The surface test would be a failure. She knew already. Something was missing. They, the cells, the adapted algae, they were lacking. No matter how many times she constructed the material, something always went wrong. Glistening, the bio-plates dutifully grew their wares. But for what? What was it all for? Pure science, pure research. Masjid's quest to know all there was about the human body, about cells, about potential applications. To push the envelope, the capabilities of every protein, hormone, fatty acid. To build, write, compose the greatest thesaurus of biology and how it could be translated into other biological environments. To re-discover what the Edict had destroyed centuries ago. A symphony of knowledge, re-scored for altruistic purposes.
To what purpose, really? For this she had destroyed her born-life. Left them all behind: her brother, sister. Her father. Her mother's grave. An easy life, a carefree world. Her existence erased for a passion. A vision at university, before that at school. Years of study. Breakthroughs. Brilliance. Fêted scholarships. And then the goal: the myth, the rumour.
Fall.
And the years of research here, the home she'd found, the man who was all her family. All for what? She was distracted by her thoughts.
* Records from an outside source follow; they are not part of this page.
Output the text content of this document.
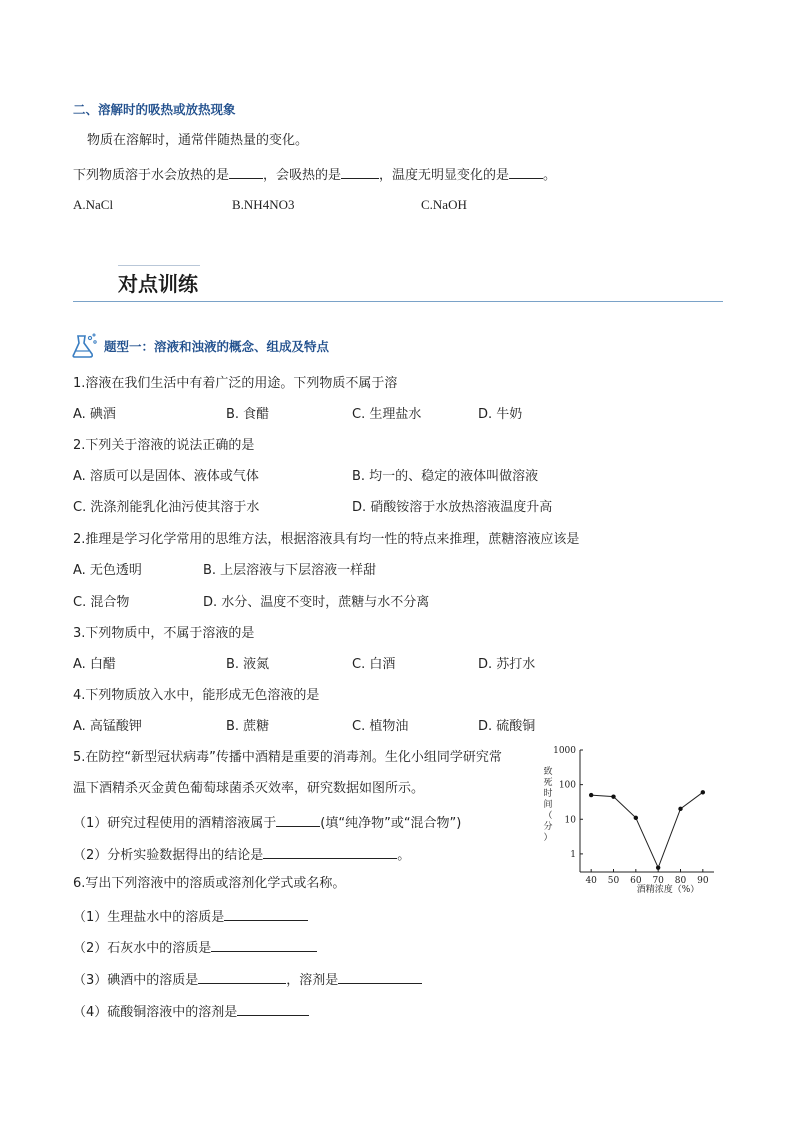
二、溶解时的吸热或放热现象
物质在溶解时，通常伴随热量的变化。
下列物质溶于水会放热的是	，会吸热的是	，温度无明显变化的是	。
A.NaCl	B.NH4NO3	C.NaOH
对点训练
题型一：溶液和浊液的概念、组成及特点
1.溶液在我们生活中有着广泛的用途。下列物质不属于溶
A. 碘酒	B. 食醋	C. 生理盐水	D. 牛奶
2.下列关于溶液的说法正确的是
A. 溶质可以是固体、液体或气体	B. 均一的、稳定的液体叫做溶液
C. 洗涤剂能乳化油污使其溶于水	D. 硝酸铵溶于水放热溶液温度升高
2.推理是学习化学常用的思维方法，根据溶液具有均一性的特点来推理，蔗糖溶液应该是
A. 无色透明	B. 上层溶液与下层溶液一样甜
C. 混合物	D. 水分、温度不变时，蔗糖与水不分离
3.下列物质中，不属于溶液的是
A. 白醋	B. 液氮	C. 白酒	D. 苏打水
4.下列物质放入水中，能形成无色溶液的是
A. 高锰酸钾	B. 蔗糖	C. 植物油	D. 硫酸铜
5.在防控“新型冠状病毒”传播中酒精是重要的消毒剂。生化小组同学研究常
温下酒精杀灭金黄色葡萄球菌杀灭效率，研究数据如图所示。
（1）研究过程使用的酒精溶液属于	(填“纯净物”或“混合物”)
（2）分析实验数据得出的结论是	。	1
10
100
1000
40 50 60 70 80 90
致
死
时
间
（
分
）
酒精浓度（%）
6.写出下列溶液中的溶质或溶剂化学式或名称。
（1）生理盐水中的溶质是
（2）石灰水中的溶质是
（3）碘酒中的溶质是	，溶剂是
（4）硫酸铜溶液中的溶剂是
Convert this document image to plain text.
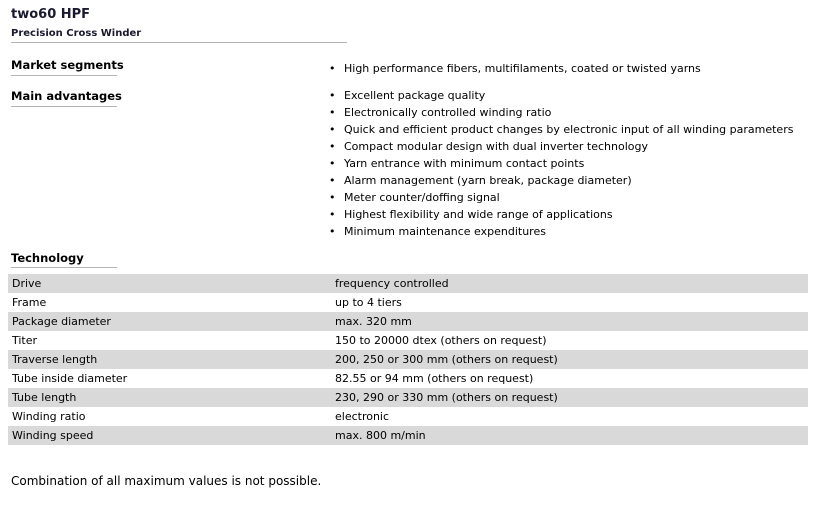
two60 HPF
Precision Cross Winder
Market segments	• High performance fibers, multifilaments, coated or twisted yarns
Main advantages	• Excellent package quality
• Electronically controlled winding ratio
• Quick and efficient product changes by electronic input of all winding parameters
• Compact modular design with dual inverter technology
• Yarn entrance with minimum contact points
• Alarm management (yarn break, package diameter)
• Meter counter/doffing signal
• Highest flexibility and wide range of applications
• Minimum maintenance expenditures
Technology
Drive	frequency controlled
Frame	up to 4 tiers
Package diameter	max. 320 mm
Titer	150 to 20000 dtex (others on request)
Traverse length	200, 250 or 300 mm (others on request)
Tube inside diameter	82.55 or 94 mm (others on request)
Tube length	230, 290 or 330 mm (others on request)
Winding ratio	electronic
Winding speed	max. 800 m/min
Combination of all maximum values is not possible.
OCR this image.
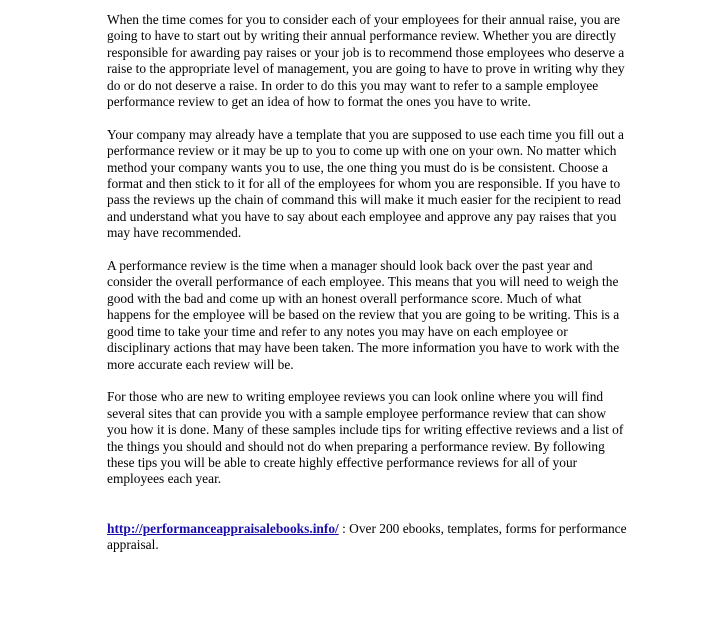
When the time comes for you to consider each of your employees for their annual raise, you are going to have to start out by writing their annual performance review. Whether you are directly responsible for awarding pay raises or your job is to recommend those employees who deserve a raise to the appropriate level of management, you are going to have to prove in writing why they do or do not deserve a raise. In order to do this you may want to refer to a sample employee performance review to get an idea of how to format the ones you have to write.

Your company may already have a template that you are supposed to use each time you fill out a performance review or it may be up to you to come up with one on your own. No matter which method your company wants you to use, the one thing you must do is be consistent. Choose a format and then stick to it for all of the employees for whom you are responsible. If you have to pass the reviews up the chain of command this will make it much easier for the recipient to read and understand what you have to say about each employee and approve any pay raises that you may have recommended.

A performance review is the time when a manager should look back over the past year and consider the overall performance of each employee. This means that you will need to weigh the good with the bad and come up with an honest overall performance score. Much of what happens for the employee will be based on the review that you are going to be writing. This is a good time to take your time and refer to any notes you may have on each employee or disciplinary actions that may have been taken. The more information you have to work with the more accurate each review will be.

For those who are new to writing employee reviews you can look online where you will find several sites that can provide you with a sample employee performance review that can show you how it is done. Many of these samples include tips for writing effective reviews and a list of the things you should and should not do when preparing a performance review. By following these tips you will be able to create highly effective performance reviews for all of your employees each year.

http://performanceappraisalebooks.info/ : Over 200 ebooks, templates, forms for performance appraisal.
Blood splashed on the bio-plate.
She sucked her thumb.
A laser cutter clattered to the floor.
By the time the others came in, the blood had long since soaked into the protein mixture. They asked if she was OK, an
d she said it was just a cut. A stupid mistake, a sneeze that had thrown her off.
Through the lab door she saw Sophie floating in space.
“I said maybe it's not the best place for us.”
“But we're free here.”
“Only in the lab.”
“I don't get it. Where else is there?”
“Here.”
“In here? In our quarters? What have I done?”
“You don't understand.”
“I'm trying to. You're not making sense.”
“Don't tell me what I am or am not. You have no idea.”
“Give me an idea, then!”
“Don't shout.”
“Help me. I'm obviously missing something. I thought we were happy. Us.”
“I do love you.”
“What is it then?”
“Here. Fall. I feel, I don't know. Trapped. Suffocated. Unclean.”
“Unclean? Are … Are you having an affair?”
“How can you say that? How dare you! I love you.”
“I'm sorry, it's just … What do you mean, 'unclean'? Trapped by what?”
“I want to leave this place. Fall isn't right for us.”
“It's a two year re-integration process. You know that. We'll have to leave everything behind. Our research.”
“Two years.”
“Huriko, what's wrong?”
In Huriko's dream were monsters. Dark shapes around corners. Moody presences at her back. Threatening clouds. They reached into her heart and wrenched it black. Fear volted her.
Gripping the sheets, she woke in the night, holding her breath. A pale triangle stretched across the ceiling, the living room light leaking in. Her chest was going to explode. Her stomach turned. She slid out of bed, cold, sweating.